1. **Do not pass `emulation=` and `profile=` together.** Profile overrides emulation.
   Chrome is the default when neither is set.

2. **`resp.headers` is a plain `dict[str, str]` with lowercase keys.** Use
   `resp.headers.get("etag")`, not `resp.headers.get("ETag")`.

3. **Body kwarg is `body=`, not `data=`.** Use `body=` (raw bytes/str), `json=`
   (JSON dict), or `form=` (form-encoded dict). There is no `data=` parameter.

4. **No `auth=` parameter.** Set Authorization header manually via `headers=`.

5. **No streaming.** All responses are fully buffered. There is no `stream`,
   `iter_content()`, or `iter_lines()`.

6. **No `Session.cookies` jar attribute.** Use `session.add_cookie(raw_set_cookie, url)`
   to inject cookies. The cookie jar is managed internally.

7. **No `close()` method on sessions.** Use context managers, or let sessions go
   out of scope (no cleanup needed without a browser solver). See Session Lifecycle.
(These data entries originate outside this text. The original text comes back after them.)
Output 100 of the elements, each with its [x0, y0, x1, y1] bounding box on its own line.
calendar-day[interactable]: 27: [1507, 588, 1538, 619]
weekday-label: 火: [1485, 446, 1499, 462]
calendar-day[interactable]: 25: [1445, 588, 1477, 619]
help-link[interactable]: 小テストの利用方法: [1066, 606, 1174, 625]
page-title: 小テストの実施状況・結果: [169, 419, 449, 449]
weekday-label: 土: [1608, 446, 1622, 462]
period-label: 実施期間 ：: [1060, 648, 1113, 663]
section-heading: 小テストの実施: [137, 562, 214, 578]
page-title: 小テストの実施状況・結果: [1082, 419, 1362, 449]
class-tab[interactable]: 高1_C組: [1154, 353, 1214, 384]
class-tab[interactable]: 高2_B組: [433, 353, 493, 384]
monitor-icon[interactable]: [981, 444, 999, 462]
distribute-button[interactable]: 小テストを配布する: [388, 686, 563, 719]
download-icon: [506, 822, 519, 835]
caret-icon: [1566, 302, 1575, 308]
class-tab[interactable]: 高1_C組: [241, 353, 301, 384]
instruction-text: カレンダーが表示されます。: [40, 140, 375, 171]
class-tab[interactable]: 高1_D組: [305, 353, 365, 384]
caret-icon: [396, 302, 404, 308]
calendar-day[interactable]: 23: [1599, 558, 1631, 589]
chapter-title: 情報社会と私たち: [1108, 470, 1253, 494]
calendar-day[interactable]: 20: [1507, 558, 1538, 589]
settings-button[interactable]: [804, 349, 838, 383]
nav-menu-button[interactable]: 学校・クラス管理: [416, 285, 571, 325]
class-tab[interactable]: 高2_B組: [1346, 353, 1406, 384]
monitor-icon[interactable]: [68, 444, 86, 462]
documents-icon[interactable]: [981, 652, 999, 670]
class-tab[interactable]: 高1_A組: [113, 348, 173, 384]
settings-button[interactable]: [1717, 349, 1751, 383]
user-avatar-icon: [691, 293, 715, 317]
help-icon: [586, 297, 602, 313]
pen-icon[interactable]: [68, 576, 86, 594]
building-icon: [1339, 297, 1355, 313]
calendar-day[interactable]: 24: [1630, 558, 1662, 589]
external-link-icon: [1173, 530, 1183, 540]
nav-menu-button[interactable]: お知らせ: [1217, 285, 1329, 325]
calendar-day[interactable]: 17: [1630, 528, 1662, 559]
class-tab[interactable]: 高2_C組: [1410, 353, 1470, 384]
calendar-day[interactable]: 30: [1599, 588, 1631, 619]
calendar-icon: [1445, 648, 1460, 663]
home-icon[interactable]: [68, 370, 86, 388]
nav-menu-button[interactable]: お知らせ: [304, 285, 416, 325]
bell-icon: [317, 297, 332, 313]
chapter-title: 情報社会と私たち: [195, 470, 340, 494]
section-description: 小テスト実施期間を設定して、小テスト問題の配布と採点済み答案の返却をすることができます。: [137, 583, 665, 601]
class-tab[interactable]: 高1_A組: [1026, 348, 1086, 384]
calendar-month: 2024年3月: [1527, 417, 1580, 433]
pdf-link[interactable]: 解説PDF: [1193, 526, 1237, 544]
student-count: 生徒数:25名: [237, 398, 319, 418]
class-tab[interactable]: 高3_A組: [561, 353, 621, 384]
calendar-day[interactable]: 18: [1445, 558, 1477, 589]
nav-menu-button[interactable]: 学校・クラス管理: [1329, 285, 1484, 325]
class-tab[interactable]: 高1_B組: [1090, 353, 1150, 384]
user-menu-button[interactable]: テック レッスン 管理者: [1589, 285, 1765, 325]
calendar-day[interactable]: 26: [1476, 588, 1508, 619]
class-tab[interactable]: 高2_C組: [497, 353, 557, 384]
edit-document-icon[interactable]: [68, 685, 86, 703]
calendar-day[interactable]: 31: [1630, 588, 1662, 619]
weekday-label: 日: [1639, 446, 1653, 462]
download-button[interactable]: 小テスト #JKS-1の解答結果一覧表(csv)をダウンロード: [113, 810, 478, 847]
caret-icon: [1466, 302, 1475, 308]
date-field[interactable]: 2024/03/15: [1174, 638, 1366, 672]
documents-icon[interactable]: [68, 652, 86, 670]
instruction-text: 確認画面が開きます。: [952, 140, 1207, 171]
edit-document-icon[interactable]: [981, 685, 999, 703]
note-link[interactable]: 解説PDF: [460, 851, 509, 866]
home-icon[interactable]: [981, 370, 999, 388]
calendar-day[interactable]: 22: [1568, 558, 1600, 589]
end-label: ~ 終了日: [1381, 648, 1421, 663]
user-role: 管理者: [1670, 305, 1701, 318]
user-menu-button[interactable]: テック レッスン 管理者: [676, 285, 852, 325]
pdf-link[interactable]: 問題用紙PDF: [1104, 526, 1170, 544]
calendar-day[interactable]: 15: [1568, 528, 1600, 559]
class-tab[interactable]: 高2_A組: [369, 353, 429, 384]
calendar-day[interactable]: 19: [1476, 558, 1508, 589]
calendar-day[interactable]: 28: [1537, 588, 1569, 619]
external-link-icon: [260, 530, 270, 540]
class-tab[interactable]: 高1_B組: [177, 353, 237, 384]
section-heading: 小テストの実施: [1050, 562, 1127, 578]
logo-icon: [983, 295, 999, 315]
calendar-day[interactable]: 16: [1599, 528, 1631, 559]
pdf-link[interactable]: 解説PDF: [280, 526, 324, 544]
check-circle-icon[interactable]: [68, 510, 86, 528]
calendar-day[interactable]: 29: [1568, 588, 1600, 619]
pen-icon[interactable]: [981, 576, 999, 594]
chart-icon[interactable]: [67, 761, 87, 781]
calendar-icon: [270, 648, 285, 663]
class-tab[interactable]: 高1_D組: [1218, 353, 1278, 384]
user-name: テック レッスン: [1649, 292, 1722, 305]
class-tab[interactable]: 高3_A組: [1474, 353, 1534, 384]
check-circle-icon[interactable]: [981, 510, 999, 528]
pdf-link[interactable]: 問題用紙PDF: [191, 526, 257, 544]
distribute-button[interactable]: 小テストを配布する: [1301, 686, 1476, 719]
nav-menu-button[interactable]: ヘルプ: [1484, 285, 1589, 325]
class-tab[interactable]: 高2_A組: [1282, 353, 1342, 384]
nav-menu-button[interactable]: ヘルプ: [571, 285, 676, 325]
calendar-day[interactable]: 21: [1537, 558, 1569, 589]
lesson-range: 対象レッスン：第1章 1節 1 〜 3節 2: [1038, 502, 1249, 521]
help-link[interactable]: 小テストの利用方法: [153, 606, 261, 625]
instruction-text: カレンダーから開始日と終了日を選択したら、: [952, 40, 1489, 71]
8. **Challenge handling is automatic.** You do not need to detect or solve challenges
   yourself. Wafer tries browser solving (if configured), then falls back from
   Chrome to Safari (different TLS fingerprint), inside its retry loop. Just
   catch `ChallengeDetected` if all attempts fail.

9. **Redirects are followed by default.** You do not need to check for 3xx or
   follow Location headers manually. 304 Not Modified is NOT followed - it passes
   through as a normal response. Disable redirect following with `follow_redirects=False`.

10. **`raise_for_status()` raises `WaferHTTPError`**, not a generic exception.
    Catch it specifically if you need the status code: `e.status_code`, `e.url`.

11. **No `resp.cookies` or `resp.history`.** To read response cookies, use
    `resp.get_all("set-cookie")`. There is no redirect history - only `resp.url`
    (the final URL after all redirects).

12. **Empty 200 responses raise, not return.** Unlike requests/curl_cffi which
    return a response with empty `.text`, wafer raises `EmptyResponse` after
    exhausting retries. If you want the response object back instead, use
    `.bulk()` or set `max_retries=0`.